In this piece I will look at Sport Psychology theory with cited examples of how they can be utilised in an applied setting across different levels of sports performance.

The Self-Determination Theory (Deci & Ryan 2000) states that three core elements are essential for players having an inner determination or intrinsic motivation to train and compete. These are competence, autonomy and relatedness.

Competence by definition is the feeling of perceived success in something people do.

Within one group of special needs children I had the pleasure of coaching, lay a girl who was on the autistic spectrum. Trying to get her to participate was extremely difficult, she was quite clumsy and was extremely harsh on herself in regard her self-talk. Out of chance she ventured into goals for a game, bravely threw herself in the way of a number of goal bound efforts and essentially carried out the key role of a goal keeper successfully.

This three minute stint had a powerful effect. In the following sessions instead of trying to make excuses not to take part, she was in fact first there. In addition, she purchased herself a pair of goal keeper gloves. Why? Because she was having the associated feelings of success. This sense of competence was a stronger motivating factor than feedback or reinforcement I as a coach could ever give.

Moreover we as coaches have an integral role in developing competence, based upon on how we set up our coaching sessions. With children a key facet in this is the art of differentiation. Essentially setting up your coaching session in such a way that every child is achieving some form of success. This may be the same exercise with each child having a different target relevant to their ability levels. Yet when each child reaches their target this must be celebrated in equal measures.

When an individual/ team is low in confidence, one significant reason for this is a perceived lack of recent competence. e.g. a forward line struggling to get scores. A method to increase their competence could be within a coaching session to overload forwards against defenders in order to give them the opportunity to experience more success.

Autonomy  is where people feel control over their own behaviours.

The use of open-ended questions is a great way of instilling this: e.g. Why was it a good pass? Or what would be a better next time? Often as coaches we are so keen to correct mistakes that we are “commentating” and telling players what to do. By players having to work it out for themselves, they are gaining ownership over their game and a sense of control over their own behaviours. In addition, this is a key step in establishing “thinking players”
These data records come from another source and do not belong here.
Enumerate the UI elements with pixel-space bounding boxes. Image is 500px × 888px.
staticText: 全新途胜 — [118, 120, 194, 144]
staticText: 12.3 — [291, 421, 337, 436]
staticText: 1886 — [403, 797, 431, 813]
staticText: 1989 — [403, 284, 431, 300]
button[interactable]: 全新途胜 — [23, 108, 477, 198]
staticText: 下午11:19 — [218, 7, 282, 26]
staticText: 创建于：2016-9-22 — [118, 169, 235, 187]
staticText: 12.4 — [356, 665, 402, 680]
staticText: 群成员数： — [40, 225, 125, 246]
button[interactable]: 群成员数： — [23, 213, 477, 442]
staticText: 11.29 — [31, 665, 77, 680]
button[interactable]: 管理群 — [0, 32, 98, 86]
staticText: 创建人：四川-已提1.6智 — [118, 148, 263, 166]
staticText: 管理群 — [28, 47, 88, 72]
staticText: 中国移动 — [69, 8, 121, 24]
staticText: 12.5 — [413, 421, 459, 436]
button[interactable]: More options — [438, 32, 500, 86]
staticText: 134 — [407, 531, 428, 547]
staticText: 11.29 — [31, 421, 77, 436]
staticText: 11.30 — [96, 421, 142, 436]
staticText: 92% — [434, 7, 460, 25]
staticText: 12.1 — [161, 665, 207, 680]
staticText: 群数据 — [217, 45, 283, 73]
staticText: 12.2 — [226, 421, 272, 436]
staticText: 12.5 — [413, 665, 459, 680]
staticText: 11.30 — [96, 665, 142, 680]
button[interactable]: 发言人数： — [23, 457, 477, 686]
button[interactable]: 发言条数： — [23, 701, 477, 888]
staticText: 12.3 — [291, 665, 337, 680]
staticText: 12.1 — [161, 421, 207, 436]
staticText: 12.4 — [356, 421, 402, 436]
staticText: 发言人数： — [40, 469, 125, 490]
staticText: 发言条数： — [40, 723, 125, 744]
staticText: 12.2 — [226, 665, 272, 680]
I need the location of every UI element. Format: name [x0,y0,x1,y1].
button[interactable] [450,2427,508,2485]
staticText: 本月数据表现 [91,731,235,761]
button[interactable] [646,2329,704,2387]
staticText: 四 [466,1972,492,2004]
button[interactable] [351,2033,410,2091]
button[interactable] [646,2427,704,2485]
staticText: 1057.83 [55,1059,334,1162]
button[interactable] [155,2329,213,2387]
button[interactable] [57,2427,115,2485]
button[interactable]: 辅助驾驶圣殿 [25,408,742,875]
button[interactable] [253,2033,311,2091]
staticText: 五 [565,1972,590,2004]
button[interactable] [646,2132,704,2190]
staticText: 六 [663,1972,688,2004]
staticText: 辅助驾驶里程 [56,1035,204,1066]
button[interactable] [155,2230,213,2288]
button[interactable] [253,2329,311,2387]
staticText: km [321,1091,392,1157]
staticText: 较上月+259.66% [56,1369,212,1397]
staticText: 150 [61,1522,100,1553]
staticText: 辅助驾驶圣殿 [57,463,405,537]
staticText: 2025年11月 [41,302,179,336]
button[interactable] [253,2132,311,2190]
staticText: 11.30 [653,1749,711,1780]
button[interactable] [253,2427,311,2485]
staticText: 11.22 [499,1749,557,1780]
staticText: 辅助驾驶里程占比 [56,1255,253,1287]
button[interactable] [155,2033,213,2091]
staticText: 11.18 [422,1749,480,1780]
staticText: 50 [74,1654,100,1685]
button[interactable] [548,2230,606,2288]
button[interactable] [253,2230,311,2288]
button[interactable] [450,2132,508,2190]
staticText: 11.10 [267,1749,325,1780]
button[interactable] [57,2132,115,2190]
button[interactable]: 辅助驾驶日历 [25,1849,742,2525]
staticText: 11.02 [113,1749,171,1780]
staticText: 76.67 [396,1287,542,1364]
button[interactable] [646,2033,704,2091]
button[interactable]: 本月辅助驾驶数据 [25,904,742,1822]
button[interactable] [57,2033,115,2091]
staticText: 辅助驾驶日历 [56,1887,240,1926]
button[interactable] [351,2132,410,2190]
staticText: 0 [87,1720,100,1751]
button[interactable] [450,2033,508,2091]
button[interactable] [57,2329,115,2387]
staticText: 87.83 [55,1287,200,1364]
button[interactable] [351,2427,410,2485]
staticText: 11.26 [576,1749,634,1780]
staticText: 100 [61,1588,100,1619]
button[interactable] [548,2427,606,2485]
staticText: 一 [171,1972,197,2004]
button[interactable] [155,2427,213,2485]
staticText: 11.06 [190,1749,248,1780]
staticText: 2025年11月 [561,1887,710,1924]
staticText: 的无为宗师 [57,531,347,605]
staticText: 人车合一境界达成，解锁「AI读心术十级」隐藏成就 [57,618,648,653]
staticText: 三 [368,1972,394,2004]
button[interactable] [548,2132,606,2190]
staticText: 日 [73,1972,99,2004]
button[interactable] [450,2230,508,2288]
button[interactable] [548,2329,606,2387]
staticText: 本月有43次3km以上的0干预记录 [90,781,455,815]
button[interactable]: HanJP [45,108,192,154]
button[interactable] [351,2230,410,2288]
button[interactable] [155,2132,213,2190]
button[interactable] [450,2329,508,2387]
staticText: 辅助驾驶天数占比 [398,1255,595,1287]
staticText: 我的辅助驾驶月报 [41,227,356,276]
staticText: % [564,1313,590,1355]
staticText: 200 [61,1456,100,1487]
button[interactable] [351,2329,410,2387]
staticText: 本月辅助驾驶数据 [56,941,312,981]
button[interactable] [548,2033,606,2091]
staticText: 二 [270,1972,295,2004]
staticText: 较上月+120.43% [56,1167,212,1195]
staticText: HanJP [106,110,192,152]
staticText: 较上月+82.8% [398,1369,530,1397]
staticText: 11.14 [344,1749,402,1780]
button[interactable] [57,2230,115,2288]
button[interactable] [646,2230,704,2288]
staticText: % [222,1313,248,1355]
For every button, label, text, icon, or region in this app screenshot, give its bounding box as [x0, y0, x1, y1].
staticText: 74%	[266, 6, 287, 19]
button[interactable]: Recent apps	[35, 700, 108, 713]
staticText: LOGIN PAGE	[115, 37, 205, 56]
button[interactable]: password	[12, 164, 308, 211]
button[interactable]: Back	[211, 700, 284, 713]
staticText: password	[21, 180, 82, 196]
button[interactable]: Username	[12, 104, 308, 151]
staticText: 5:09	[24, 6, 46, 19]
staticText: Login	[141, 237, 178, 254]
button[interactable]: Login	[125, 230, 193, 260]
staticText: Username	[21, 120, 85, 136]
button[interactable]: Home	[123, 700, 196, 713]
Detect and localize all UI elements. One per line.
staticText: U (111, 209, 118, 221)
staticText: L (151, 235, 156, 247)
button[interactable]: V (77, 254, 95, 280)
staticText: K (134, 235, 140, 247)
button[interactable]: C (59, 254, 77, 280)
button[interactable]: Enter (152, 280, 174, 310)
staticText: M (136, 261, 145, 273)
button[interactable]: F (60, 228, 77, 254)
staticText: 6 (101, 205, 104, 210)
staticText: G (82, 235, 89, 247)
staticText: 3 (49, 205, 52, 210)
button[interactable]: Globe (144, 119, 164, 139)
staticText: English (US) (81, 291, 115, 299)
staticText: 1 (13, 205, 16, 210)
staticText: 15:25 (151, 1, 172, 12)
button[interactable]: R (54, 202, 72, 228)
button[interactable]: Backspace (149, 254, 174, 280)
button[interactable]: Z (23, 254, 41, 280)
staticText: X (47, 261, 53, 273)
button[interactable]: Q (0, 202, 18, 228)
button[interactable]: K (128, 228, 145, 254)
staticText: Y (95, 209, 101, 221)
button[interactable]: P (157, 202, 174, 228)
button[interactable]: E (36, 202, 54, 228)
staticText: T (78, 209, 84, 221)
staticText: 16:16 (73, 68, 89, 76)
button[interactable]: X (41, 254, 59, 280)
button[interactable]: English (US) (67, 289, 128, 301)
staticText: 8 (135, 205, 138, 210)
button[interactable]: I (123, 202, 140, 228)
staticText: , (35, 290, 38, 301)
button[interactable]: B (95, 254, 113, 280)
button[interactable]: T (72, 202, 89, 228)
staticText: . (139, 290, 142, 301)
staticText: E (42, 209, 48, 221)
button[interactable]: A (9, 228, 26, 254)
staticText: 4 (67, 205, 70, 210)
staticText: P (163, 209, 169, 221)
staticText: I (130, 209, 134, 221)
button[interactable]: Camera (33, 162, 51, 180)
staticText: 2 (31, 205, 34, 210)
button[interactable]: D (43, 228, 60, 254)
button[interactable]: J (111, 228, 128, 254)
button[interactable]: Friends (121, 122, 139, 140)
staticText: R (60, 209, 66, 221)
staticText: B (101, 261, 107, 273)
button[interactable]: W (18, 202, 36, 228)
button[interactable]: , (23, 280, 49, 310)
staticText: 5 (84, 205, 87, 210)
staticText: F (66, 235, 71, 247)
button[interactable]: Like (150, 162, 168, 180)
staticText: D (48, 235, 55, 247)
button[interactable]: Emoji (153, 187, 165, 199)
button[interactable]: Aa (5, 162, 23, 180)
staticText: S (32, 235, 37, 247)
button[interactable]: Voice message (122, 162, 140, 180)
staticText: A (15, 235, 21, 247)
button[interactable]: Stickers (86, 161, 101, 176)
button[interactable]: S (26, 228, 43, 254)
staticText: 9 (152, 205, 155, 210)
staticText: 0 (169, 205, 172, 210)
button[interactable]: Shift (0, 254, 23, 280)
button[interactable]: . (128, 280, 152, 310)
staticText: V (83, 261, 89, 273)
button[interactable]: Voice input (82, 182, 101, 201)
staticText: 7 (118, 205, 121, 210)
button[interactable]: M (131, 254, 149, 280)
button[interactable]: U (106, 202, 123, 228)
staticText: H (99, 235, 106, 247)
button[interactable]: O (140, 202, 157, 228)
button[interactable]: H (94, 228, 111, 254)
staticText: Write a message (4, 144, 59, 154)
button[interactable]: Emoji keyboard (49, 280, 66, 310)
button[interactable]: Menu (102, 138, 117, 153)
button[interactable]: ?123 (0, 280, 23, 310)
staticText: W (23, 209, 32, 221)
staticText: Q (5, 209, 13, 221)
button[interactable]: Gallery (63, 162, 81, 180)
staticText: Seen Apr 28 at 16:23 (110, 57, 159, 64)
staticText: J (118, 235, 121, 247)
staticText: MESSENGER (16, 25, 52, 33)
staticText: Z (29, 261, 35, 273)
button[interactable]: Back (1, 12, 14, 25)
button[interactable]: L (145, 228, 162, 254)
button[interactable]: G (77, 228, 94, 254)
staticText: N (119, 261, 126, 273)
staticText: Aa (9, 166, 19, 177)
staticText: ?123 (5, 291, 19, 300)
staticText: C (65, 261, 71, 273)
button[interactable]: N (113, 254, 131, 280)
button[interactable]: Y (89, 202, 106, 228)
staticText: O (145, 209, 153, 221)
With adult teams especially at a high level where more resources are available, video analysis is a powerful way of instilling autonomy.I know of one County GAA senior football team using this to great effect. They give the players clips of themselves in action which they have to view and actually feedback to their team mates. They also give units of the team clips and they feed back on patterns of play and movement. Although this may have elements of risk, if managed properly is an extremely effective way of instilling autonomy and again “thinking players.”

Relatedness is where people feel a sense of belonging or attachment to what they are doing. The following clip shows the power of sport to instil a sense of relatedness in human beings they may not get in other aspects of their lives.

As a coach I try to increase a sense of relatedness in my players by talking to at least four or five different players each session and actively listening to what they say. This also helps build up a sense of trust and shows your players you care.

Having all your team kitted out in the same training gear, team wrist bands and team buzz words based on your team principles are further examples to help this process. Additionally, further examples may be involving all the players in pre game huddles and not just the starting team, or at half time bringing all players into the changing room as opposed to just the starting team. The last thing a coach wants is two separate teams within one team.

Therefore we can see what the three strands of the Self-Determination Theory are and how by utilising them as coaches we can have more intrinsically motivated players.